Che sì, che amore il tristarel v’impania?
Rosalba. Noi siam due quaglie nello stesso spiedo.
Filippino. Ambi ci ha colti l’amorosa smania.
Amor pietoso ci promette il frutto;
Ma temo vi si sparga la zizzania.
Giuseppina. E voi studiate prevenire il lutto:
Molte cose non fatte han suoi perigli;
Ma quando è fatto, si rimedia a tutto.
Finalmente non siam nepoti o figli
Di costui, che ci tiene al giogo stretti,
E possiam scapolar dai fieri artigli.
Rosalba. Sentite? (a Filippino)
Filippino. Superar voglio i rispetti.
Andiamo uniti a meditare il modo.
Liberi siamo, e non a lui soggetti. (via)
Rosalba. Così mi piace. Giuseppina, io godo.

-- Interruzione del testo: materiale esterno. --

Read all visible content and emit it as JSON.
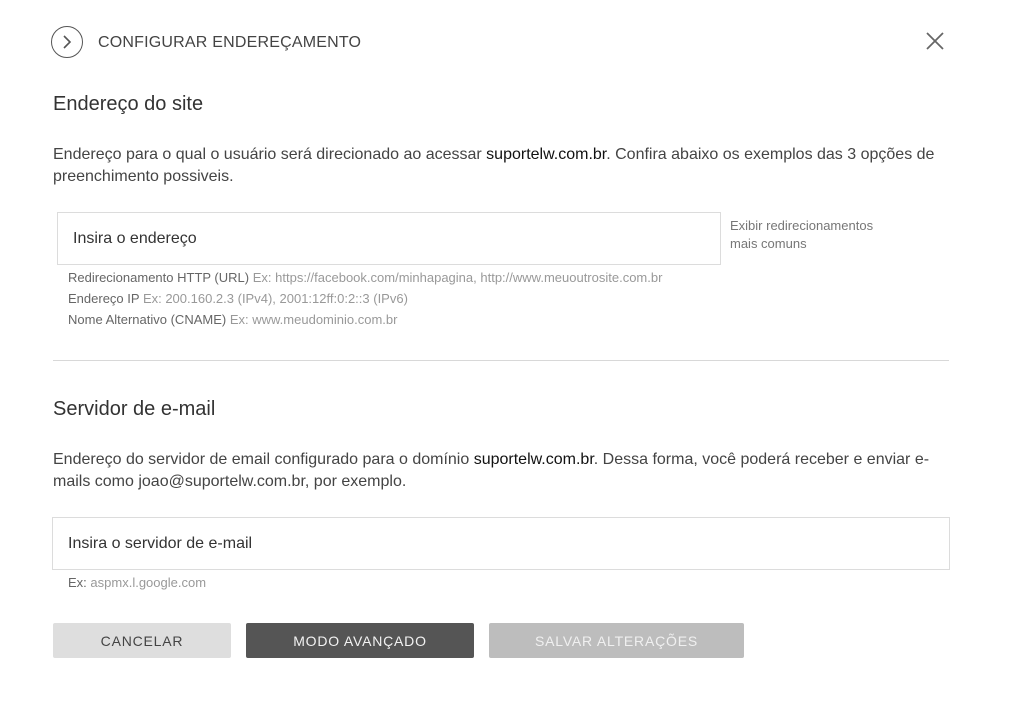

Non vedo l’ora di saper chi sia
Questo dolce d’amor perpetuo nodo. (via)
Giuseppina. È diversa da lor la sorte mia;
Essi son nati per natura eguali:
Io mi lusingo entrare in signoria.
Il Conte è un cavalier de’ principali,
E i segni che mi dà d’affetto vero,
Sono segni patenti e modernali.
Alla prima, per dirla, avea in pensiero
Di tirare un po’ d’acqua al mio molino
Come fan tante di questo mestiero,
E poi scrivere il nome al tavolino
Nella lista di tanti protettori
Scordati affatto dal mio cervellino.